Unternehmer, die wegen Verstößen gegen ihre Verpflichtungen bei der grenzüberschreitenden Entsendung von Arbeitnehmern mit unverhältnismäßig hohen Geldstrafen belegt wurden, können sich daher unmittelbar auf die europäischen Rechtsvorschriften berufen, die die Verhängung von Sanktionen in verhältnismäßiger Höhe vorsehen, und die zuständigen nationalen Behörden sind gemäß dem Grundsatz des Vorrangs des europäischen Rechts verpflichtet, unverhältnismäßig hohe Sanktionen abzumildern, um sicherzustellen, dass sie im Einklang mit den europäischen Vorschriften verhängt werden.

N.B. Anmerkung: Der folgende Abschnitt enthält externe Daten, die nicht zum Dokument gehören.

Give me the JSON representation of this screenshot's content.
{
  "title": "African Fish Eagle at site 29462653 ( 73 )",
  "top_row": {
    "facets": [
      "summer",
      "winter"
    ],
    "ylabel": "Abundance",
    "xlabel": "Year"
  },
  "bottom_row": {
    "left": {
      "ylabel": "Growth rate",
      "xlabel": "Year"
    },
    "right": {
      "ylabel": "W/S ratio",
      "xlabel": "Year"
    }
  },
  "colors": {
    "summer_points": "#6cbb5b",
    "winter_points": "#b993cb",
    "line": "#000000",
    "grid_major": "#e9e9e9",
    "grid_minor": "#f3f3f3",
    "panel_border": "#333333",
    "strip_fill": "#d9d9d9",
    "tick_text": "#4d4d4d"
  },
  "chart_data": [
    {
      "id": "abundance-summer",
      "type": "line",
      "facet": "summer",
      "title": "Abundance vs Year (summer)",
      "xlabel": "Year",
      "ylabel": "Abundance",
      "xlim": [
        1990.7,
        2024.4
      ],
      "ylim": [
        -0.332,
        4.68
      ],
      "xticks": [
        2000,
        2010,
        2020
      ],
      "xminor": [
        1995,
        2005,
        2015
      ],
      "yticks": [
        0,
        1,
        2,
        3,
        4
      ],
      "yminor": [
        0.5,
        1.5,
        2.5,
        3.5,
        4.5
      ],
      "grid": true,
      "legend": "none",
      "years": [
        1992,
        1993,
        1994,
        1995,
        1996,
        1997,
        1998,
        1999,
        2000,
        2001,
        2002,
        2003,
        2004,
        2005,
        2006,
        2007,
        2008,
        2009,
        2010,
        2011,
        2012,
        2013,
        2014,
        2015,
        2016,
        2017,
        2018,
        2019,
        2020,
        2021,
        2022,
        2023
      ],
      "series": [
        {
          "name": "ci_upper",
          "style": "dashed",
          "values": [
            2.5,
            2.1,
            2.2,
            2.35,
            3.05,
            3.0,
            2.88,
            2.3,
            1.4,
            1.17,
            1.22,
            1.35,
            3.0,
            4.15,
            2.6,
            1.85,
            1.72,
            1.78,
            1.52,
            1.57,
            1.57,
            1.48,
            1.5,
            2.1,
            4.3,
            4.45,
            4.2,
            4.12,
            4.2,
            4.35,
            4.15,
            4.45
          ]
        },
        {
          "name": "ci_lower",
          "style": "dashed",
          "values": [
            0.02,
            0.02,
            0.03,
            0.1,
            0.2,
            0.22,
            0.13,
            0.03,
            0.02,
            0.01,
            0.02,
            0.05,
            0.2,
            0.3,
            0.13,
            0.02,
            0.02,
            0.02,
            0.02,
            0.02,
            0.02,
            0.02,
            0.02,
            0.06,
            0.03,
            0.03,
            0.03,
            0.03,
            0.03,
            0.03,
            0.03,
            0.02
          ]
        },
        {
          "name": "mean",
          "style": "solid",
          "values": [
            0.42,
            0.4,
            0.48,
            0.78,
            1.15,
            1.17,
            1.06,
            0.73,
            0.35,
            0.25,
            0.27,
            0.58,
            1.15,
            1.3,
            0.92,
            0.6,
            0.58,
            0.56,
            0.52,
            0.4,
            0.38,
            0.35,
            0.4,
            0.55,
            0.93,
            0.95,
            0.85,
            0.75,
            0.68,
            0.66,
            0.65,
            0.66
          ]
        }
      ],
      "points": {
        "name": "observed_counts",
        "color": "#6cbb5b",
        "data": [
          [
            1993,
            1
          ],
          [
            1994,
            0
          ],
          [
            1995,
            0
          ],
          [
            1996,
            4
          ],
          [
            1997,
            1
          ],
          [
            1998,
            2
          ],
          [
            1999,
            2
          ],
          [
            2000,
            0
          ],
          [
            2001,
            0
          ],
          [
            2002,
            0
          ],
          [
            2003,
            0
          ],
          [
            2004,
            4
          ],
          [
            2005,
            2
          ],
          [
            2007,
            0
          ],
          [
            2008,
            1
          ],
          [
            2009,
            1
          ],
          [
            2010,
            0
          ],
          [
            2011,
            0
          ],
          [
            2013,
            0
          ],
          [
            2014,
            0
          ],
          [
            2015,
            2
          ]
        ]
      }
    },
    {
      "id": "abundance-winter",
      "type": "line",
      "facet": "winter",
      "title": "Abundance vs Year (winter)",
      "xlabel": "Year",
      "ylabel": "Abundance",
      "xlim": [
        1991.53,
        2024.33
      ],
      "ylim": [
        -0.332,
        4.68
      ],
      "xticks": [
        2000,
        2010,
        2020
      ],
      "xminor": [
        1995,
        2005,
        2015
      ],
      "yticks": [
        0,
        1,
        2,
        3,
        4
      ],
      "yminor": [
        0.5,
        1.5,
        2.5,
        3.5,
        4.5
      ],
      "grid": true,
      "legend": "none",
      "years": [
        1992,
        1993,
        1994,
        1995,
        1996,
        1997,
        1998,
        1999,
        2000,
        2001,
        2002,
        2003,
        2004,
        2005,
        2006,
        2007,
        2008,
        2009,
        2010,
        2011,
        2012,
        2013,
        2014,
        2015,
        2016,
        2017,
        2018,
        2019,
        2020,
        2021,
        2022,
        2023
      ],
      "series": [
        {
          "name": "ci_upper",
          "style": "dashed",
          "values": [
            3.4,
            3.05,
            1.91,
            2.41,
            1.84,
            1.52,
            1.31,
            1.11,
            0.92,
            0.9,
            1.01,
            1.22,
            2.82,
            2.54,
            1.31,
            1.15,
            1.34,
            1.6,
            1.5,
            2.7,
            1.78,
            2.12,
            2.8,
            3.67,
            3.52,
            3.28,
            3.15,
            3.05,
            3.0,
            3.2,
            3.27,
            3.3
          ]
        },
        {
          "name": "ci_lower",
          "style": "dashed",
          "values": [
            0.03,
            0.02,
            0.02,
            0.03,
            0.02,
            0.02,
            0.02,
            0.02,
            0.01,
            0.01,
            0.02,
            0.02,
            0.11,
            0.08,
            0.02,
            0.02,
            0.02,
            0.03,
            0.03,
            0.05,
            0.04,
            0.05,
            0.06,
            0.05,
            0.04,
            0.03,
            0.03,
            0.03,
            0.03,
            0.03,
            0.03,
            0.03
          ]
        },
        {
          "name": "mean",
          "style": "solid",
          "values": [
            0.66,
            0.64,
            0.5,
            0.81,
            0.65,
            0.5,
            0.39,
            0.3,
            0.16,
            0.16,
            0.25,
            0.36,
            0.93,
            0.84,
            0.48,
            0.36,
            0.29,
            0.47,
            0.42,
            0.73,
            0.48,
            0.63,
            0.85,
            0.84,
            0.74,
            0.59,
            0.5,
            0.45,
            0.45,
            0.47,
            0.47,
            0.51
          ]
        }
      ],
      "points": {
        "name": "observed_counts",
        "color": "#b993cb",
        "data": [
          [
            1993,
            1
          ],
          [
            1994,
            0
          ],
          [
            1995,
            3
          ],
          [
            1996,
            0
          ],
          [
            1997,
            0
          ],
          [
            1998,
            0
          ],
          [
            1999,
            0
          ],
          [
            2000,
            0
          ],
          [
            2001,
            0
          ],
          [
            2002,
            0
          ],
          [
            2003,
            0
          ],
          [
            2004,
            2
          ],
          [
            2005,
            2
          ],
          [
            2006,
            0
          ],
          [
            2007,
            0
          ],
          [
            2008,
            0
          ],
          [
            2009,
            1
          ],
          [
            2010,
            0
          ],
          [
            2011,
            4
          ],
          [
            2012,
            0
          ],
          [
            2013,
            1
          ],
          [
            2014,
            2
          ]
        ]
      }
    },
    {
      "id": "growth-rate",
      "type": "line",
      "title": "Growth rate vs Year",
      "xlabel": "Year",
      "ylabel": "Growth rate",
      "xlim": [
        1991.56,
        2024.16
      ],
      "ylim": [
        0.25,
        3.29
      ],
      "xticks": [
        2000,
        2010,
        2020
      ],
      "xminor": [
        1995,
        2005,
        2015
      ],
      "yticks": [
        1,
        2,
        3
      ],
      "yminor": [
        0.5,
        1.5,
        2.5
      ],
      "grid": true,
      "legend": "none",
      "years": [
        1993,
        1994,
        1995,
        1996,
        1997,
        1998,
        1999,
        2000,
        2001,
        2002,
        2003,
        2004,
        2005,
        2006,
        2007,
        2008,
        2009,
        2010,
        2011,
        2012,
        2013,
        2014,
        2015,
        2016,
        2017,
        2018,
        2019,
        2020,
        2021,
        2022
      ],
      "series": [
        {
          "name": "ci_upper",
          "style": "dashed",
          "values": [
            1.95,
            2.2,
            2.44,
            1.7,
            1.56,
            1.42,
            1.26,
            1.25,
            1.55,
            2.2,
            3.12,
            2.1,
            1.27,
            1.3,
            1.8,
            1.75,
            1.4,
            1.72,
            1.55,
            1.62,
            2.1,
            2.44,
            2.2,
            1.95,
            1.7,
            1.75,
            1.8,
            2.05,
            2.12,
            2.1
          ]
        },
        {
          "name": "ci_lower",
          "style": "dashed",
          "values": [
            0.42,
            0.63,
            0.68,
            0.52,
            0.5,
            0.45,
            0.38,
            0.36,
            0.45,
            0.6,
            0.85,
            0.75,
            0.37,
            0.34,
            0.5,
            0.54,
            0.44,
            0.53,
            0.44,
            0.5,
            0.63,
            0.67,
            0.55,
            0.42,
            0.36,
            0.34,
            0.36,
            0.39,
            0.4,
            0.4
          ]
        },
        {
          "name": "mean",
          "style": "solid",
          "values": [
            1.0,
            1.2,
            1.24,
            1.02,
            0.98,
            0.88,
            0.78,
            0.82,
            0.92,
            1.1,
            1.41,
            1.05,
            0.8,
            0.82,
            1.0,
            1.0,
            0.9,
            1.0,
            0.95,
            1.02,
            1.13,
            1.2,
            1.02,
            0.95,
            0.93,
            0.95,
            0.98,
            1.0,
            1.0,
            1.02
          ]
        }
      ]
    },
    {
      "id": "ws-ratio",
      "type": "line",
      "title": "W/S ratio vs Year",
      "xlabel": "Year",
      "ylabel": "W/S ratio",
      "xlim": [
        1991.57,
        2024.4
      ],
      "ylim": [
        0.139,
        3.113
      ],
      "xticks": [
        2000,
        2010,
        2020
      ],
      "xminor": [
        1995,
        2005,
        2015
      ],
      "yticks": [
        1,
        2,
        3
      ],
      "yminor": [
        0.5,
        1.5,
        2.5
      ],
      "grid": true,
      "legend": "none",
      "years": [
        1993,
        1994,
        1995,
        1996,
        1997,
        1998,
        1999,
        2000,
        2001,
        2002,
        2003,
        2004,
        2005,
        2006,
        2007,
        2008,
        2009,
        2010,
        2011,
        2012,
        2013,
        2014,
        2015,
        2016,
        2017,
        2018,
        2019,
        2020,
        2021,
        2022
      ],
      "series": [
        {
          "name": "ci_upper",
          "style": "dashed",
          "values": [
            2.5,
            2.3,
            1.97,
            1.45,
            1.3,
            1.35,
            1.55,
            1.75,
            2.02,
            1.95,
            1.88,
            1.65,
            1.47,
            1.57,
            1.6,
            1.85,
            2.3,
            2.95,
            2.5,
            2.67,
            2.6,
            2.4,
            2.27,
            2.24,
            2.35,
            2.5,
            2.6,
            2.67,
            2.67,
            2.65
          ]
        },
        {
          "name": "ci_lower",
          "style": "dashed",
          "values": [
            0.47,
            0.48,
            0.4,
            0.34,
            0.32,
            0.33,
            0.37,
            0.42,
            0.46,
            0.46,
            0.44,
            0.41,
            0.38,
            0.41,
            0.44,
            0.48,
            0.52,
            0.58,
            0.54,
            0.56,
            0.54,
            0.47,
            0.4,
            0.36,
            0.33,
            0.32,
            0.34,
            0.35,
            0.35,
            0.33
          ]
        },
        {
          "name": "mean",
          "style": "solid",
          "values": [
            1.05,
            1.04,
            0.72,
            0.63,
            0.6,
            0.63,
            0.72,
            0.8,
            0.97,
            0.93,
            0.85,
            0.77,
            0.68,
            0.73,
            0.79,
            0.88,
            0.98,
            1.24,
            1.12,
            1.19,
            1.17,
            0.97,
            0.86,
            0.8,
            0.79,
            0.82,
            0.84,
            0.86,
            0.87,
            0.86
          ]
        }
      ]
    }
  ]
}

[1] Richtlinie 2014/67/EU des Europäischen Parlaments und des Rates vom 15. Mai 2014 zur Durchsetzung der Richtlinie 96/71/EG über die Entsendung von Arbeitnehmern im Rahmen der Erbringung von Dienstleistungen und zur Änderung der Verordnung (EU) Nr. 1024/2012 über die Verwaltungszusammenarbeit mit Hilfe des innenmarkt-Informationssystems („IMI-Verordnung“)

[2] Rechtsstreit NE gegen Bezirkshauptmannschaft Hartberg‑Fürstenfeld, unter Beteiligung des Finanzpolizei Team 91.